Tree pollen: late March – mid-May
Grass pollen: mid-May – July
Weed pollen: late June – September
When pollen levels are high, symptoms can be difficult to control. The main treatments are:
- Oral antihistamines – loratadine, cetirizine, fexofenadine, acrivastine, chlorphenamine
- Steroid nasal sprays (over 18s) – beclomethasone, fluticasone, mometasone
- Anti-allergy eye drops – sodium cromoglicate
Self care tips:
- Keep windows and doors closed as much as possible when pollen counts are high
- Wash your hands and face, and change your clothes, when coming in after being outdoors
- Apply barrier products such as Vaseline around your nose to trap pollen
- Consider saline nasal rinses or sprays for symptom relief
For adults and children over 12, start using a steroid nasal spray at least two weeks before your usual symptoms begin.
To ensure correct use:
Please click here to learn 'how to use a nasal spray'
Important: Important
Finding what works best for you can take time so try one product at a time and allow three months to assess effectiveness before dismissing.
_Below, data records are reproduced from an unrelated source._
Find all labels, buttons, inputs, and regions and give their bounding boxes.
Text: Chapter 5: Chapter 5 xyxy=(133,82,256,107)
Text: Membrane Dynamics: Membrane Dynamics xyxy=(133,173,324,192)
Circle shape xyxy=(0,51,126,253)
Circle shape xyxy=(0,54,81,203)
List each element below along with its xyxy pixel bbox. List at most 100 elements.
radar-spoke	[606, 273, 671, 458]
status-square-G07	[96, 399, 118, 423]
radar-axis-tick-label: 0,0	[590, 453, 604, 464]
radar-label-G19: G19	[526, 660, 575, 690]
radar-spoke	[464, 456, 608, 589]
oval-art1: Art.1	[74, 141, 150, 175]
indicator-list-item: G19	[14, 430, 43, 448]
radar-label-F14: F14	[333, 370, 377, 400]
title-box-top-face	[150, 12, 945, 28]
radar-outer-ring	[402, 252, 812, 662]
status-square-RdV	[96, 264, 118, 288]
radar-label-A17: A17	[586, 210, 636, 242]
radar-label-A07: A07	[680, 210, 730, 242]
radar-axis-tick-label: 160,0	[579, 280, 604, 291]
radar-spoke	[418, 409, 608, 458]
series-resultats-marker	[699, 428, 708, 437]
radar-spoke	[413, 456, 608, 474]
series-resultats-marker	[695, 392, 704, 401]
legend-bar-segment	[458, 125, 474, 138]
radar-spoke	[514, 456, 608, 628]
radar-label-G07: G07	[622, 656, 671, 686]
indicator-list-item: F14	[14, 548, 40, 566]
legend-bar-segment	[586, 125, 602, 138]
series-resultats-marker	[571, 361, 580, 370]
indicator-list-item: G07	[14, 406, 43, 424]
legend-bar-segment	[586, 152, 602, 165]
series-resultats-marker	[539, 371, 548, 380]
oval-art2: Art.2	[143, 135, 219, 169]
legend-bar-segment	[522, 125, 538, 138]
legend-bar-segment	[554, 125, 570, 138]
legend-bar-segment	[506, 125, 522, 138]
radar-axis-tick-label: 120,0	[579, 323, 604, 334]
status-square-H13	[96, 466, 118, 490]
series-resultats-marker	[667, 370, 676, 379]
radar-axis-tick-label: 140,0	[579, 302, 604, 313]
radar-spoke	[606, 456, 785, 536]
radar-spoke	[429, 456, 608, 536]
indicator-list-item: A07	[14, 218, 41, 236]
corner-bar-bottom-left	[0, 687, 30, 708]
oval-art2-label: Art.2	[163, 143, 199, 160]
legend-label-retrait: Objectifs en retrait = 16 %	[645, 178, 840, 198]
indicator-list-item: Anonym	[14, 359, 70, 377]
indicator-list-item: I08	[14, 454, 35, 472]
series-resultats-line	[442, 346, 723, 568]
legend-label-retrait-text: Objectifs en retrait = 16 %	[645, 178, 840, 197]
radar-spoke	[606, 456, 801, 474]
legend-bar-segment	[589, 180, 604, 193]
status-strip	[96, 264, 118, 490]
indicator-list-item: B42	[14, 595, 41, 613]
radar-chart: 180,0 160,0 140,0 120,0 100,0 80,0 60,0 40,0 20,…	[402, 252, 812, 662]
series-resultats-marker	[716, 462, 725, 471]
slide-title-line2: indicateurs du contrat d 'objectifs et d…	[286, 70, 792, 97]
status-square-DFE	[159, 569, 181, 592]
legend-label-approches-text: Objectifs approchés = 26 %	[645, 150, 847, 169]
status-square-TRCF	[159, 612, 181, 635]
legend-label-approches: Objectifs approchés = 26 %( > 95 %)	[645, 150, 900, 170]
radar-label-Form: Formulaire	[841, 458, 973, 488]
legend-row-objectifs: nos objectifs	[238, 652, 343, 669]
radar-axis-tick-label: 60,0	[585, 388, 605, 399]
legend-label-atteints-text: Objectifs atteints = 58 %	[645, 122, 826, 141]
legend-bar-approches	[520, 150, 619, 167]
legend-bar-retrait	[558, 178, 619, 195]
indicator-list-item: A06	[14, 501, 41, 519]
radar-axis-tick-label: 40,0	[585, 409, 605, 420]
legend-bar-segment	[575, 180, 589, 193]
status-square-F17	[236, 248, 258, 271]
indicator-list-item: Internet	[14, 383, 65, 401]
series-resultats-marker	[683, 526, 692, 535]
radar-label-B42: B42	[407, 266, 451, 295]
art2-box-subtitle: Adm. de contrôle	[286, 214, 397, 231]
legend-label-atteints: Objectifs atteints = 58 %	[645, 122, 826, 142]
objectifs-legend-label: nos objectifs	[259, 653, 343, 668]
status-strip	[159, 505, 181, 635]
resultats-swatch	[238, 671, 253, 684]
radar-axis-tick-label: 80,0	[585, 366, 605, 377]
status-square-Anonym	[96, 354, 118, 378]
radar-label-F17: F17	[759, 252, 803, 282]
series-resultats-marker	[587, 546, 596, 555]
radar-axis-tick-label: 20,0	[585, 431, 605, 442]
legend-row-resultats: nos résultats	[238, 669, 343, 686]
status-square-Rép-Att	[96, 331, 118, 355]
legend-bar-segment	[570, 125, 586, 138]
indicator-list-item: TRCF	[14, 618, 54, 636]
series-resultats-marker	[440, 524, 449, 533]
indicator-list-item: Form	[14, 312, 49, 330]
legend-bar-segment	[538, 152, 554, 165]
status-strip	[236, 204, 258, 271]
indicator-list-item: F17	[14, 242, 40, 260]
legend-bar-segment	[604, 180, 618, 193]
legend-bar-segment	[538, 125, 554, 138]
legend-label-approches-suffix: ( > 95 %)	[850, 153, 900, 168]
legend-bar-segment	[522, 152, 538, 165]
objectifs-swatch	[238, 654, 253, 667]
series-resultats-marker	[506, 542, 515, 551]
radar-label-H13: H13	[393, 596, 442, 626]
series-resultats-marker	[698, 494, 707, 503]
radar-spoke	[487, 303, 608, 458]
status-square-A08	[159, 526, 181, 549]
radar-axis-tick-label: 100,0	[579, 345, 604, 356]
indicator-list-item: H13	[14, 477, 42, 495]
There is no single “best” antihistamine as effectiveness varies between individuals.
Hayfever Medications
Hayfever products are widely available from your community pharmacy or usual retailers to be purchased ‘over the counter’.
NHS England advises GP practices not to prescribe these.
Prescribed medication may only be considered in severe cases or for patients with other serious underlying health conditions.
Please visit your pharmacist in the first instance for advice.